Los CFD son instrumentos financieros complejos y conllevan un alto nivel de riesgo debido al apalancamiento. Un porcentaje significativo de inversores minoristas incurre en pérdidas al operar con productos apalancados como los CFD. Debe considerar cuidadosamente si comprende el funcionamiento de los CFD y si puede permitirse el alto riesgo de perder su capital.

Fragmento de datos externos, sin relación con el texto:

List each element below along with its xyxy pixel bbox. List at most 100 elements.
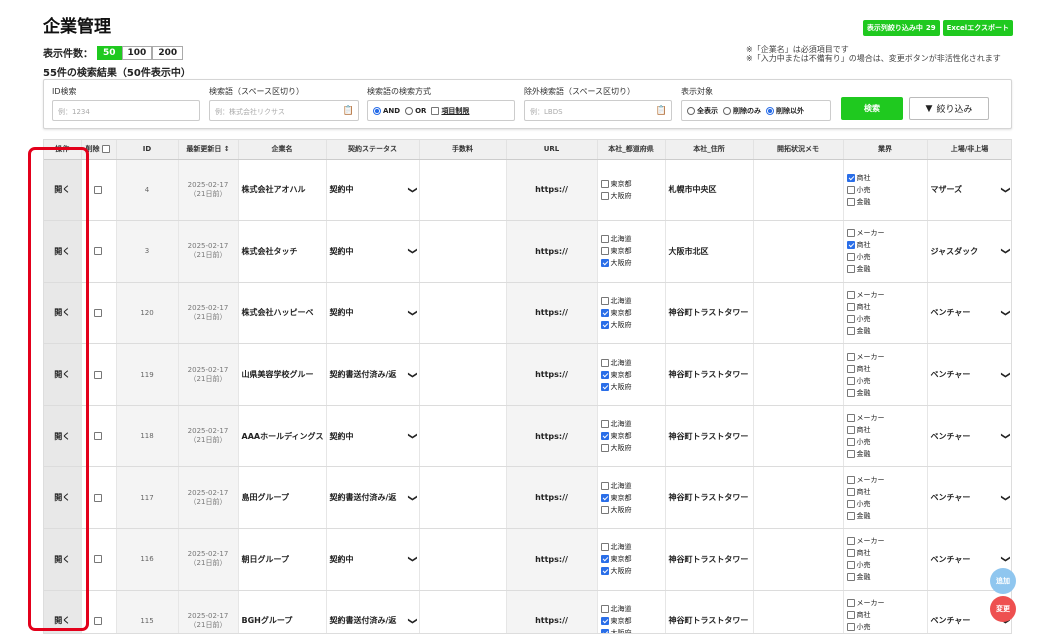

Si te preguntas qué es la deuda pública, es el dinero que un Estado pide prestado para financiar el gasto que sus ingresos no cubren. El gobierno emite títulos (letras, bonos, obligaciones) que los inversores compran a cambio de intereses y la devolución del capital al vencimiento. Se expresa habitualmente como porcentaje del PIB, lo que permite comparar el nivel de endeudamiento entre países.

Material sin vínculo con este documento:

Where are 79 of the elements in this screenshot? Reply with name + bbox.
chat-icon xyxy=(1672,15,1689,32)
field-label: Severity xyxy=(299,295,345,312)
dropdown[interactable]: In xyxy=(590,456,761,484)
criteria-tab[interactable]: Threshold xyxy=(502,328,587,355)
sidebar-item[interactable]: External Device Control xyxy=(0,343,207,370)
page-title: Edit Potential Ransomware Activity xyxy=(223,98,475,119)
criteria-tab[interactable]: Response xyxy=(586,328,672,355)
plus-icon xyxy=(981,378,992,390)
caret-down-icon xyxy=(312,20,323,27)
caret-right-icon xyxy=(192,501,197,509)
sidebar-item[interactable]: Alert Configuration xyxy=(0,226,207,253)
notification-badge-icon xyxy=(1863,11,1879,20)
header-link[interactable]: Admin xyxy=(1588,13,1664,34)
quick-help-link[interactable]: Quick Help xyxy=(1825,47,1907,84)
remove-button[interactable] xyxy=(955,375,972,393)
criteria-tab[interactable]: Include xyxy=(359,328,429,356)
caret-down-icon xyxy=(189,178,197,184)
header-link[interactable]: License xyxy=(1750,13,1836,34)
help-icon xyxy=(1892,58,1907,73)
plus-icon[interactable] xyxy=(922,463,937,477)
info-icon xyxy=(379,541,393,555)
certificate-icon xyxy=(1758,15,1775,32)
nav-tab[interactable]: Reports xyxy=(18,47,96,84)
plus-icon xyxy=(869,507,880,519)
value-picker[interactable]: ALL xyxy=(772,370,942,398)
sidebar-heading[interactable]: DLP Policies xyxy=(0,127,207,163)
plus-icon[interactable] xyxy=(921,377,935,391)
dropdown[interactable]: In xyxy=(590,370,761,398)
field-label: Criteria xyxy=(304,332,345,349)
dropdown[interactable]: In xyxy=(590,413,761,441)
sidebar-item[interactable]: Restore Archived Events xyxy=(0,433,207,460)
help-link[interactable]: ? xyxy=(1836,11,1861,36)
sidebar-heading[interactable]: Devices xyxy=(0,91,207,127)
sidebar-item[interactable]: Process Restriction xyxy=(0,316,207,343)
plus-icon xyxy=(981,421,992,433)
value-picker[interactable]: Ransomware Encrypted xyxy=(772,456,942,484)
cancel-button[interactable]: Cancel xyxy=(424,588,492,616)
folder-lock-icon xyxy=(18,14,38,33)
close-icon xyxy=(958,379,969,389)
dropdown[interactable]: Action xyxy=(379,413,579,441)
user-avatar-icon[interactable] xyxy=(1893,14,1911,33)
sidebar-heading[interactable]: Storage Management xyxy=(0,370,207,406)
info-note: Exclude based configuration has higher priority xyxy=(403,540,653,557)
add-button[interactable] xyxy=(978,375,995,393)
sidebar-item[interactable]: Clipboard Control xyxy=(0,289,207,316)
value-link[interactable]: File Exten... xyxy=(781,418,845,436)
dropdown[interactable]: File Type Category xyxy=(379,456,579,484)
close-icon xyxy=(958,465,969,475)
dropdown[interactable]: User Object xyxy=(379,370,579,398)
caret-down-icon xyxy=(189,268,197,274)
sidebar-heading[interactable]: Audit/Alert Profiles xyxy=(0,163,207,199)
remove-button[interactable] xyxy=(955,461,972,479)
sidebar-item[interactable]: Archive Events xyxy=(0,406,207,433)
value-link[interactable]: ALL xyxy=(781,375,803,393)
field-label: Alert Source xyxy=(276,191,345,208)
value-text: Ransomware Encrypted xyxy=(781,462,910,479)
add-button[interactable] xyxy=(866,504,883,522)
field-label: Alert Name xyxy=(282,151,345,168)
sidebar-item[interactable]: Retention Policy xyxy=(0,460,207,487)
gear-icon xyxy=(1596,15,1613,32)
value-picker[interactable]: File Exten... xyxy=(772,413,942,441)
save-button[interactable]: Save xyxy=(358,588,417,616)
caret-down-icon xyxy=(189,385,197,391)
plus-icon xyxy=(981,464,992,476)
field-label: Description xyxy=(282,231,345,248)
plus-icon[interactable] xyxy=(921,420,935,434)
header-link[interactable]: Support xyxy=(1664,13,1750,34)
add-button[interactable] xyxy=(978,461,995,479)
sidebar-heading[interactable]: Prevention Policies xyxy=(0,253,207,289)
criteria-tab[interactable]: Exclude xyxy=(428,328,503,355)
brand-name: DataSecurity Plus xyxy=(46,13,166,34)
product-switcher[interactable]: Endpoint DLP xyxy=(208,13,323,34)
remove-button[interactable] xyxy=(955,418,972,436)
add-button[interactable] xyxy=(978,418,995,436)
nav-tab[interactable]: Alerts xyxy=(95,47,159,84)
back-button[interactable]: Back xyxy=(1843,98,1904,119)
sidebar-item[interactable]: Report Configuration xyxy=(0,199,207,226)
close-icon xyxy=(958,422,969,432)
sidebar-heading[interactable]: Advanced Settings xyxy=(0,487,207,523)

Cuando un gobierno gasta más de lo que recauda en impuestos, incurre en déficit. Para cubrir esa diferencia necesita financiación. La vía principal es emitir deuda en los mercados financieros. Los inversores que compran esos títulos le prestan dinero al Estado a cambio de un rendimiento.
El tipo de interés que paga el país depende de la confianza del mercado en su capacidad de pago. Países con economías estables pagan menos intereses. Países con alto endeudamiento o inestabilidad política pagan más. Esa diferencia se mide con la prima de riesgo.
La deuda pública se emite en tres formatos principales según el plazo de vencimiento. Cada uno tiene un perfil de riesgo y rendimiento distinto para el inversor.
Las letras del tesoro vencen en menos de un año. Se emiten al descuento: compras por debajo del valor nominal y recibes el nominal al vencimiento. La diferencia es tu rendimiento.
Los bonos (de 2 a 5 años) y las obligaciones (de 10, 15 o 30 años) pagan cupones periódicos. A mayor plazo, mayor rendimiento, pero también mayor sensibilidad a cambios en los tipos de interés. Los bonos a 10 años son la referencia más seguida por los mercados.
Si buscas cómo se calcula la deuda pública, la fórmula es directa.
Sumar toda la deuda viva. Incluye letras, bonos y obligaciones emitidos y no vencidos.
Obtener el PIB del país. El valor total de bienes y servicios producidos en un año.
Dividir la deuda entre el PIB. El resultado se expresa en porcentaje.
Interpretar el ratio. Un 60 % se considera moderado. Por encima del 100 % indica que el país debe más de lo que produce en un año.
Este ratio permite comparar países de distintos tamaños. Una deuda de 3 billones es manejable para una economía de 5 billones, pero insostenible para una de 2 billones.
Un inversor compra un bono del Estado a 10 años con valor nominal de 1.000 EUR y cupón del 3 % anual. Recibe 30 EUR cada año durante diez años. Al vencimiento recupera los 1.000 EUR. Su rendimiento total es de 300 EUR si mantiene el bono hasta el final. Si lo vende antes en el mercado secundario, el precio puede ser mayor o menor según cómo hayan evolucionado los tipos de interés.
Muchos novatos sacan conclusiones precipitadas al ver el dato de endeudamiento.
Asumir que la deuda alta significa un país en quiebra.
No considerar la capacidad de crecimiento económico del país.
Ignorar quién posee la deuda (interna vs. externa).
Seguir el mercado de deuda soberana aporta ventajas concretas al trader.
Anticipar movimientos en divisas según rendimientos de bonos.
Evaluar el riesgo país antes de invertir en activos de esa economía.
Interpretar las decisiones de los bancos centrales con contexto fiscal.
La deuda pública mide cuánto debe un Estado a sus acreedores. Se emite en títulos con distintos plazos y se expresa como porcentaje del PIB. Para un inversor, es un indicador clave de salud fiscal que afecta tipos de interés, primas de riesgo y el valor de la divisa del país emisor.